Certains parlent de révolution relationnelle, d’autres de manipulation marketing. Démarche véritablement moderne ou travail dissimulé: que penser de la co-création? Si elle fait complètement écho à une prise de pouvoir des consommateurs et à une libération de la parole, la co-création permet également aux marques de travailler la proximité avec leurs audiences et in fine de maximiser la préférence.
Suite à de profondes transformations des modes de consommation et des relations aux marques, les démarches collaboratives se sont développées. La digitalisation des expériences, des relations et au final du quotidien lui-même a fait naître un consommateur sans précédent. L’explosion des réseaux sociaux a fondamentalement changé la donne des comportements consommateurs actuels. En effet, la conversation, entre consommateurs ou avec les marques et les institutions, est devenue un point central de la relation client et de l’innovation.
Ainsi, le consommateur, pour que les marques répondent mieux à ses besoins, est prêt à lui apporter son aide dans une véritable relation symbiotique qui bénéficiera aux deux parties. Certaines marques fondent d’ailleurs leur business modèle sur cette co-création et n’envisagent pas leur existence sans une sollicitation perpétuelle de leurs clients, dans une dynamique d’amélioration continue.
Besoin de reconnaissance
Qu’ont vraiment à gagner les consommateurs qui participent à ce type de démarches ? À y regarder de plus près, il est possible d’identifier différents types de motivations : la motivation utilitaire (il me semble utile de participer à l’amélioration d’un produit, d’un service pour qu’il me corresponde mieux), expérientielle (cela m’intéresse de faire l’expérience d’une discussion avec une marque pour l’aider à s’améliorer), communautaire (j’ai plaisir à échanger avec des individus qui me ressemblent, sur des sujets qui nous concernent particulièrement).
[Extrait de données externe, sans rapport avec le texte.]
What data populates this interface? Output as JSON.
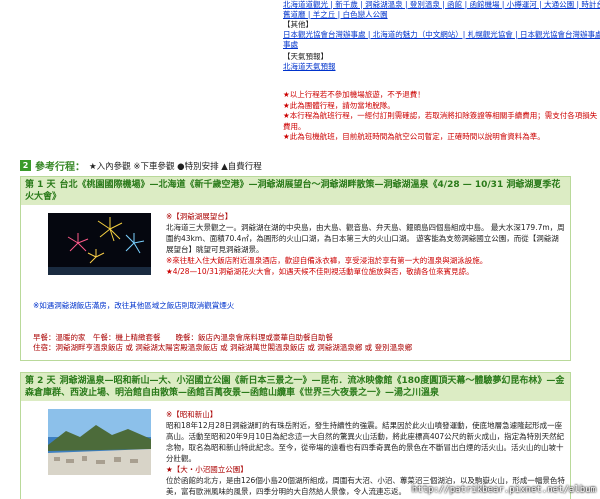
{
  "top_links": {
    "row1": "北海道道觀光 | 新千歲 | 洞爺湖溫泉 | 登別溫泉 | 函館 | 函館機場 | 小樽運河 | 大通公園 | 時計台 | 舊道廳 | 薄野 | 羊之丘展望台",
    "row2": "舊道廳 | 羊之丘 | 白色戀人公園",
    "other_label": "【其他】",
    "row3": "日本觀光協會台灣辦事處 | 北海道的魅力（中文網站）| 札幌觀光協會 | 日本觀光協會台灣辦事處",
    "row4": "事處",
    "weather_label": "【天氣預報】",
    "weather_link": "北海道天氣預報"
  },
  "notes": [
    "★以上行程若不參加機場旅遊，不予退費！",
    "★此為團體行程，請勿當地脫隊。",
    "★本行程為航班行程，一經付訂則需確認，若取消將扣除簽證等相關手續費用；需支付各項損失費用。",
    "★此為包機航班，目前航班時間為航空公司暫定，正確時間以說明會資料為準。"
  ],
  "ref_section": {
    "num": "2",
    "title": "參考行程：",
    "legend": "★入內參觀 ※下車參觀 ●特別安排 ▲自費行程"
  },
  "day1": {
    "day_label": "第 1 天",
    "route": "台北《桃園國際機場》—北海道《新千歲空港》—洞爺湖展望台～洞爺湖畔散策—洞爺湖溫泉《4/28 — 10/31 洞爺湖夏季花火大會》",
    "section_title": "※【洞爺湖展望台】",
    "desc": "北海道三大景觀之一。洞爺湖在湖的中央島，由大島、觀音島、弁天島、饅頭島四個島組成中島。 最大水深179.7m，周圍約43km、面積70.4㎡，為圓形的火山口湖，為日本第三大的火山口湖。 遊客能為支笏洞爺國立公園，而從【洞爺湖展望台】眺望可見洞爺湖景。",
    "desc2": "※來往駐入住大飯店附近溫泉酒店，歡迎自備泳衣褲，享受浸泡於享有第一大的溫泉與湖泳設施。",
    "desc3": "★4/28—10/31洞爺湖花火大會，如遇天候不佳則視活動單位施放與否，敬請各位來賓見諒。",
    "note": "※如遇洞爺湖飯店滿房，改往其他區域之飯店則取消觀賞煙火",
    "meals": "早餐：溫暖的家　午餐：機上精緻套餐　　晚餐：飯店內溫泉會席料理或豪華自助餐自助餐",
    "stay": "住宿：洞爺湖畔亨溫泉飯店 或 洞爺湖太陽宮殿溫泉飯店 或 洞爺湖萬世閣溫泉飯店 或 洞爺湖溫泉鄉 或 登別溫泉鄉"
  },
  "day2": {
    "day_label": "第 2 天",
    "route": "洞爺湖溫泉—昭和新山—大、小沼國立公園《新日本三景之一》—昆布．流冰映像館《180度圓頂天幕～體驗夢幻昆布林》—金森倉庫群、西波止場、明治館自由散策—函館百萬夜景—函館山纜車《世界三大夜景之一》—湯之川溫泉",
    "section_title": "※【昭和新山】",
    "desc": "昭和18年12月28日洞爺湖町的有珠岳附近，發生持續性的強震。結果因於此火山噴發運動，使底地層急遽隆起形成一座高山。活動至昭和20年9月10日為紀念這一大自然的驚異火山活動，將此座標高407公尺的新火成山，指定為特別天然紀念物，取名為昭和新山特此紀念。至今，從帝場的遠看也有四季奇異色的景色在不斷冒出白煙的活火山。活火山的山坡十分壯觀。",
    "section2": "★【大・小沼國立公園】",
    "desc2": "位於函館的北方，是由126個小島20個湖所組成，周圍有大沼、小沼、蓴菜沼三個湖泊，以及駒嶽火山，形成一幅景色特美，富有歐洲風味的風景，四季分明的大自然給人景像，令人流連忘返。"
  },
  "watermark": "http://patrikbear.pixnet.net/album"
}
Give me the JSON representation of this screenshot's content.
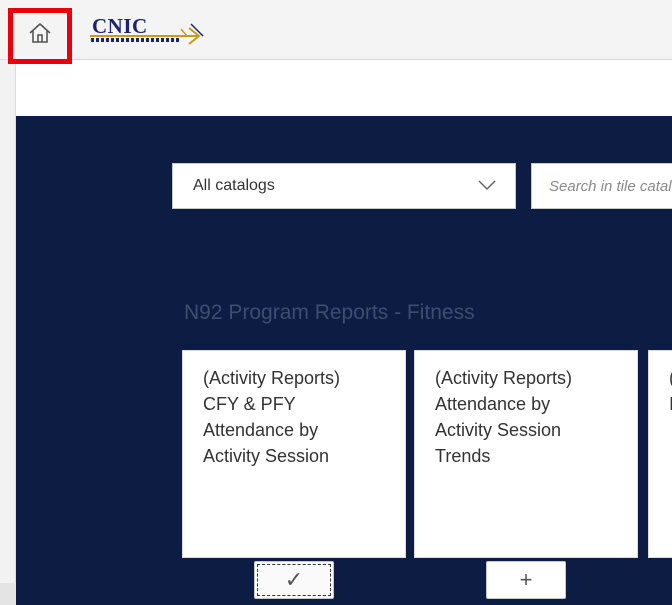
{
  "shell": {
    "home_icon": "home-icon",
    "logo_text": "CNIC"
  },
  "catalog": {
    "selected": "All catalogs",
    "dropdown_icon": "chevron-down-icon"
  },
  "search": {
    "placeholder": "Search in tile catalog"
  },
  "group": {
    "title": "N92 Program Reports - Fitness"
  },
  "tiles": [
    {
      "title": "(Activity Reports)\nCFY & PFY\nAttendance by\nActivity Session",
      "action_icon": "check-icon",
      "action_label": "✓"
    },
    {
      "title": "(Activity Reports)\nAttendance by\nActivity Session\nTrends",
      "action_icon": "plus-icon",
      "action_label": "+"
    },
    {
      "title": "(\nI"
    }
  ],
  "colors": {
    "panel": "#0d1c43",
    "highlight": "#e8000b",
    "group_title": "#3d4d70"
  }
}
Citons également le besoin de reconnaissance (il est satisfaisant que mes envies et besoins soient écoutés et entendus par une marque), l’envie de partager (je ressens le besoin de m’exprimer sur ce que je ressens, ce que je vis), le besoin d’accomplissement (je me réalise en tant que consommateur dans une dynamique ou je fais entendre ma parole et où elle est prise en compte).
S’inscrire dans un projet
Le fait de partager son avis avec une communauté est une réalité qui s’exprime pleinement au sein d’écosystèmes comme TripAdvisor ou les app stores, quand les individus contribuent volontiers sans attendre la moindre récompense sinon que celle d’apporter leur pierre à un édifice communautaire efficace. Mais on peut observer que les raisons de s’adonner à la co-création ont toutes un point commun dans leur diversité : une volonté de suivre une marque, de s’inscrire dans un projet, de proposer une idée, d’entrer en discussion et de s’intégrer au sein d’une communauté. C’est un véritable travail conscient dans lequel le fait d’être écouté et pris en compte est le véritable attrait, plutôt qu’une potentielle rétribution.
Cette dynamique collaborative est particulièrement intéressante pour les marques. Cet empowerment consommateur – qui donne au consommateur une place toute particulière dans les process de décision et de développement – les aide de façon double : en créant des offres qui répondent véritablement aux besoins des consommateurs et en maximisant la fidélité à la marque. Les marques qui prennent le temps d’écouter et d’inclure personnellement les consommateurs dans leur quotidien sont des marques dont la valeur est particulièrement reconnue (on parle ici de l’effet de dotation : on a tendance à attribuer plus de valeur à quelque chose que l’on possède ou dans lequel on s’est personnellement investi si l’on transpose à la dynamique co-création).
Emergence de leaders
Tous les consommateurs ne sont pas capables de co-créer. Selon Forrester Research, 90% des participants sont des «spectateurs», 9% des «enthousiastes» et 1% des «créatifs». Ceci ne diminue en rien la légitimité de la démarche mais oblige au contraire à prendre en considération les principaux contributeurs et leur influence.
Dans les conversations, des leaders finissent toujours par émerger et se distinguent par leur capacité de vision et d’entraînement, une dynamique fondamentalement liée aux réseaux sociaux. Cela induit qu’il faut prendre en compte deux dimensions dans la co-création : l’effet de volume (les nombreuses contributions d’une masse de participants) et l’effet de singularité (la pertinence de quelques participants qui tirent les conversations et l’innovation vers le haut). Cette combinaison permet de donner naissance aux meilleures idées, de les développer, les faire grandir et les valider.
Si tous les secteurs n’avancent pas à la même vitesse, force est de constater que la co-création s’invite de plus en plus au cœur des stratégies marketing et innovation dans tous les domaines. C’est une dynamique qui accélère la mise sur le marché et améliore par ailleurs la flexibilité et l’agilité de l’entreprise. Ce peut donc être un élément décisif d’aide à la transformation des entreprises.